A reservation had been made for me at a hotel in Catania. "A three-star," I had been told, unaware how varied that rating can be.

Finally off the ground in Malta, it was 9 p.m. before I finally cleared customs in Catania, too late, I decided, to be driven through the streets of a big, strange city only to have to return the next morning for the flight to Milan.

A Mr. Alloni, a kindly Alitalia employee at the airport, told a cab driver the hotel I wanted and asked the fare: 35,000 lira, or about $18.

The ride through Catania to the outskirts seemed a lot longer than the 15 minutes I was told to expect. And the hotel was dismal.

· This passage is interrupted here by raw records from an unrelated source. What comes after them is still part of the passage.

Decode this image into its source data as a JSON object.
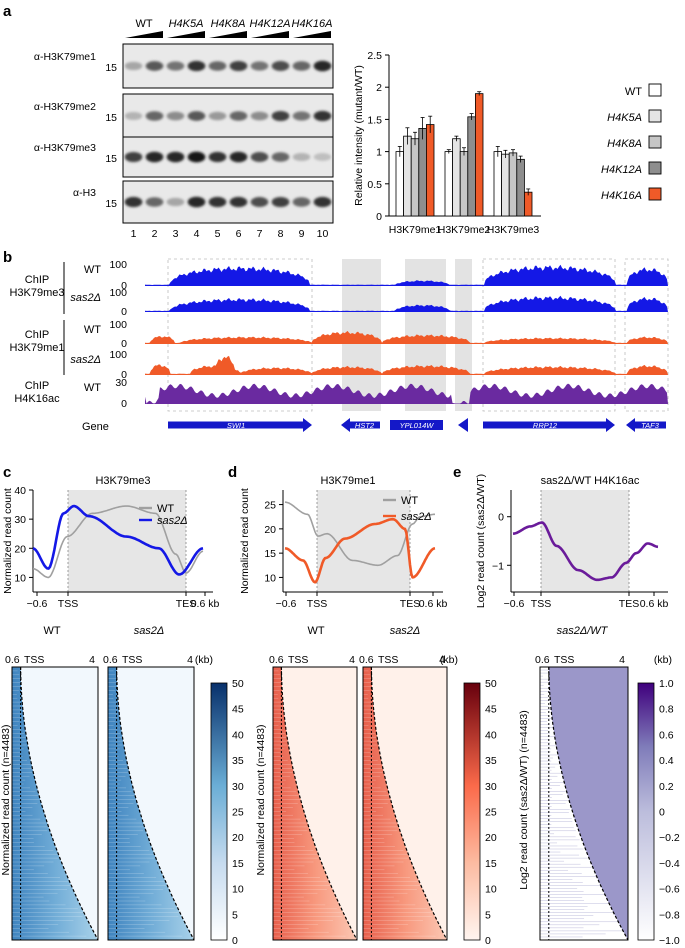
{
  "panel_labels": {
    "a": "a",
    "b": "b",
    "c": "c",
    "d": "d",
    "e": "e"
  },
  "panel_a": {
    "lane_groups": [
      "WT",
      "H4K5A",
      "H4K8A",
      "H4K12A",
      "H4K16A"
    ],
    "antibodies": [
      "α-H3K79me1",
      "α-H3K79me2",
      "α-H3K79me3",
      "α-H3"
    ],
    "size_marker": "15",
    "lane_numbers": [
      "1",
      "2",
      "3",
      "4",
      "5",
      "6",
      "7",
      "8",
      "9",
      "10"
    ],
    "blot_intensities": [
      [
        0.35,
        0.65,
        0.55,
        0.8,
        0.6,
        0.75,
        0.55,
        0.7,
        0.6,
        0.85
      ],
      [
        0.3,
        0.6,
        0.45,
        0.65,
        0.4,
        0.6,
        0.45,
        0.75,
        0.55,
        0.8
      ],
      [
        0.75,
        0.85,
        0.85,
        0.9,
        0.8,
        0.85,
        0.7,
        0.6,
        0.3,
        0.25
      ],
      [
        0.8,
        0.6,
        0.35,
        0.85,
        0.8,
        0.8,
        0.7,
        0.75,
        0.6,
        0.8
      ]
    ],
    "chart_data": {
      "type": "bar",
      "ylabel": "Relative intensity (mutant/WT)",
      "ylim": [
        0,
        2.5
      ],
      "yticks": [
        "0",
        "0.5",
        "1",
        "1.5",
        "2",
        "2.5"
      ],
      "categories": [
        "H3K79me1",
        "H3K79me2",
        "H3K79me3"
      ],
      "series": [
        {
          "name": "WT",
          "color": "#ffffff",
          "values": [
            1.0,
            1.0,
            1.0
          ],
          "errors": [
            0.08,
            0.03,
            0.08
          ]
        },
        {
          "name": "H4K5A",
          "color": "#e4e4e4",
          "values": [
            1.24,
            1.2,
            0.96
          ],
          "errors": [
            0.13,
            0.04,
            0.06
          ]
        },
        {
          "name": "H4K8A",
          "color": "#c6c6c6",
          "values": [
            1.2,
            1.0,
            0.98
          ],
          "errors": [
            0.1,
            0.06,
            0.05
          ]
        },
        {
          "name": "H4K12A",
          "color": "#8e8e8e",
          "values": [
            1.36,
            1.54,
            0.88
          ],
          "errors": [
            0.17,
            0.05,
            0.05
          ]
        },
        {
          "name": "H4K16A",
          "color": "#f05a28",
          "values": [
            1.42,
            1.9,
            0.37
          ],
          "errors": [
            0.13,
            0.03,
            0.05
          ]
        }
      ]
    }
  },
  "panel_b": {
    "track_labels": [
      {
        "line1": "ChIP",
        "line2": "H3K79me3"
      },
      {
        "line1": "ChIP",
        "line2": "H3K79me1"
      },
      {
        "line1": "ChIP",
        "line2": "H4K16ac"
      }
    ],
    "strains": [
      "WT",
      "sas2Δ",
      "WT",
      "sas2Δ",
      "WT"
    ],
    "scales": [
      {
        "top": "100",
        "bottom": "0"
      },
      {
        "top": "100",
        "bottom": "0"
      },
      {
        "top": "100",
        "bottom": "0"
      },
      {
        "top": "100",
        "bottom": "0"
      },
      {
        "top": "30",
        "bottom": "0"
      }
    ],
    "track_colors": [
      "#1418e6",
      "#1418e6",
      "#f05a28",
      "#f05a28",
      "#6a2aa0"
    ],
    "gene_label": "Gene",
    "genes": [
      "SWI1",
      "HST2",
      "YPL014W",
      "RRP12",
      "TAF3"
    ]
  },
  "panel_c": {
    "title": "H3K79me3",
    "ylabel": "Normalized read count",
    "yticks": [
      "10",
      "20",
      "30",
      "40"
    ],
    "xticks": [
      "−0.6",
      "TSS",
      "TES",
      "0.6 kb"
    ],
    "legend": [
      "WT",
      "sas2Δ"
    ],
    "heatmap_titles": [
      "WT",
      "sas2Δ"
    ],
    "heatmap_axis": {
      "start": "0.6",
      "tss": "TSS",
      "end": "4",
      "unit": "(kb)"
    },
    "heatmap_ylabel": "Normalized read count (n=4483)",
    "colorbar_ticks": [
      "0",
      "5",
      "10",
      "15",
      "20",
      "25",
      "30",
      "35",
      "40",
      "45",
      "50"
    ]
  },
  "panel_d": {
    "title": "H3K79me1",
    "ylabel": "Normalized read count",
    "yticks": [
      "10",
      "15",
      "20",
      "25"
    ],
    "xticks": [
      "−0.6",
      "TSS",
      "TES",
      "0.6 kb"
    ],
    "legend": [
      "WT",
      "sas2Δ"
    ],
    "heatmap_titles": [
      "WT",
      "sas2Δ"
    ],
    "heatmap_axis": {
      "start": "0.6",
      "tss": "TSS",
      "end": "4",
      "unit": "(kb)"
    },
    "heatmap_ylabel": "Normalized read count (n=4483)",
    "colorbar_ticks": [
      "0",
      "5",
      "10",
      "15",
      "20",
      "25",
      "30",
      "35",
      "40",
      "45",
      "50"
    ]
  },
  "panel_e": {
    "title": "sas2Δ/WT H4K16ac",
    "ylabel": "Log2 read count (sas2Δ/WT)",
    "yticks": [
      "0",
      "−1"
    ],
    "xticks": [
      "−0.6",
      "TSS",
      "TES",
      "0.6 kb"
    ],
    "heatmap_title": "sas2Δ/WT",
    "heatmap_axis": {
      "start": "0.6",
      "tss": "TSS",
      "end": "4",
      "unit": "(kb)"
    },
    "heatmap_ylabel": "Log2 read count (sas2Δ/WT) (n=4483)",
    "colorbar_ticks": [
      "1.0",
      "0.8",
      "0.6",
      "0.4",
      "0.2",
      "0",
      "−0.2",
      "−0.4",
      "−0.6",
      "−0.8",
      "−1.0"
    ]
  },
  "colors": {
    "wt_gray": "#a0a0a0",
    "blue": "#1418e6",
    "orange": "#f05a28",
    "purple": "#6a1b9a",
    "shade": "#e6e6e6"
  }
}
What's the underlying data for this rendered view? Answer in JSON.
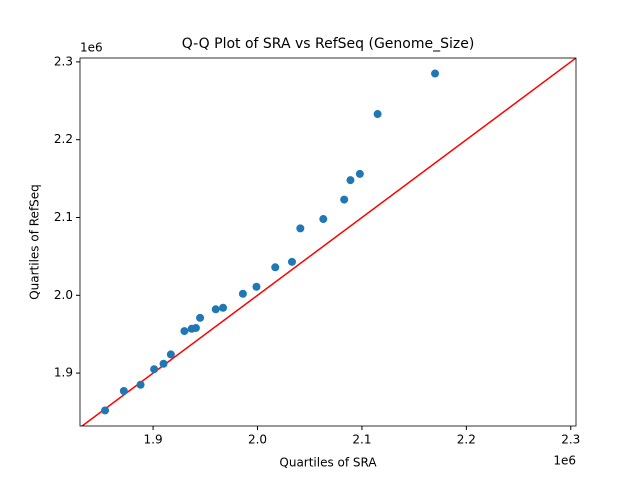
{
  "chart_data": {
    "type": "scatter",
    "title": "Q-Q Plot of SRA vs RefSeq (Genome_Size)",
    "x_label": "Quartiles of SRA",
    "y_label": "Quartiles of RefSeq",
    "x_offset_label": "1e6",
    "y_offset_label": "1e6",
    "x": [
      1854000,
      1872000,
      1888000,
      1901000,
      1910000,
      1917000,
      1930000,
      1937000,
      1941000,
      1945000,
      1960000,
      1967000,
      1986000,
      1999000,
      2017000,
      2033000,
      2041000,
      2063000,
      2083000,
      2089000,
      2098000,
      2115000,
      2170000
    ],
    "values": [
      1852000,
      1877000,
      1885000,
      1905000,
      1912000,
      1924000,
      1954000,
      1957000,
      1958000,
      1971000,
      1982000,
      1984000,
      2002000,
      2011000,
      2036000,
      2043000,
      2086000,
      2098000,
      2123000,
      2148000,
      2156000,
      2233000,
      2285000
    ],
    "color": "#1f77b4",
    "line_color": "#ff0000",
    "xlim": [
      1830000,
      2305000
    ],
    "ylim": [
      1832000,
      2305000
    ],
    "xticks": [
      {
        "value": 1900000,
        "label": "1.9"
      },
      {
        "value": 2000000,
        "label": "2.0"
      },
      {
        "value": 2100000,
        "label": "2.1"
      },
      {
        "value": 2200000,
        "label": "2.2"
      },
      {
        "value": 2300000,
        "label": "2.3"
      }
    ],
    "yticks": [
      {
        "value": 1900000,
        "label": "1.9"
      },
      {
        "value": 2000000,
        "label": "2.0"
      },
      {
        "value": 2100000,
        "label": "2.1"
      },
      {
        "value": 2200000,
        "label": "2.2"
      },
      {
        "value": 2300000,
        "label": "2.3"
      }
    ],
    "grid": false
  }
}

It reminded me of the places I stayed in my pre-tour days.

The hotel's feisty proprietress and I did not hit it off. The room with breakfast was priced at 170,000 lira, or $97, she told me. "Big bed, big bed," she said, touting its double bed.

Too tired to quibble, I took the rickety elevator to the fourth-floor room to find the "big bed" was two cots pushed together, a phone that didn't work, and a hand-held shower.

I put my coat on over my pajamas, my shoes on bare feet and went to the lobby.

"This is a dump," I said, trying to imitate the line made famous by Bette Davis in the 1949 film, "Beyond the Forest." "Not worth $97.

(Right now, the easiest way to convert lira to dollars is to halve the amount, so 170,000 was closer to $85. What Miss Davis actually said was, "What a dump!").

The proprietress stood firm. "I am going to report you to the polizia," said I. A paper and pencil appeared on the counter. "120,000 lira" was written down, now $60 instead of $97. I left for the airport at dawn the next morning, arriving four hours early. I skipped the "breakfast included" at the hotel.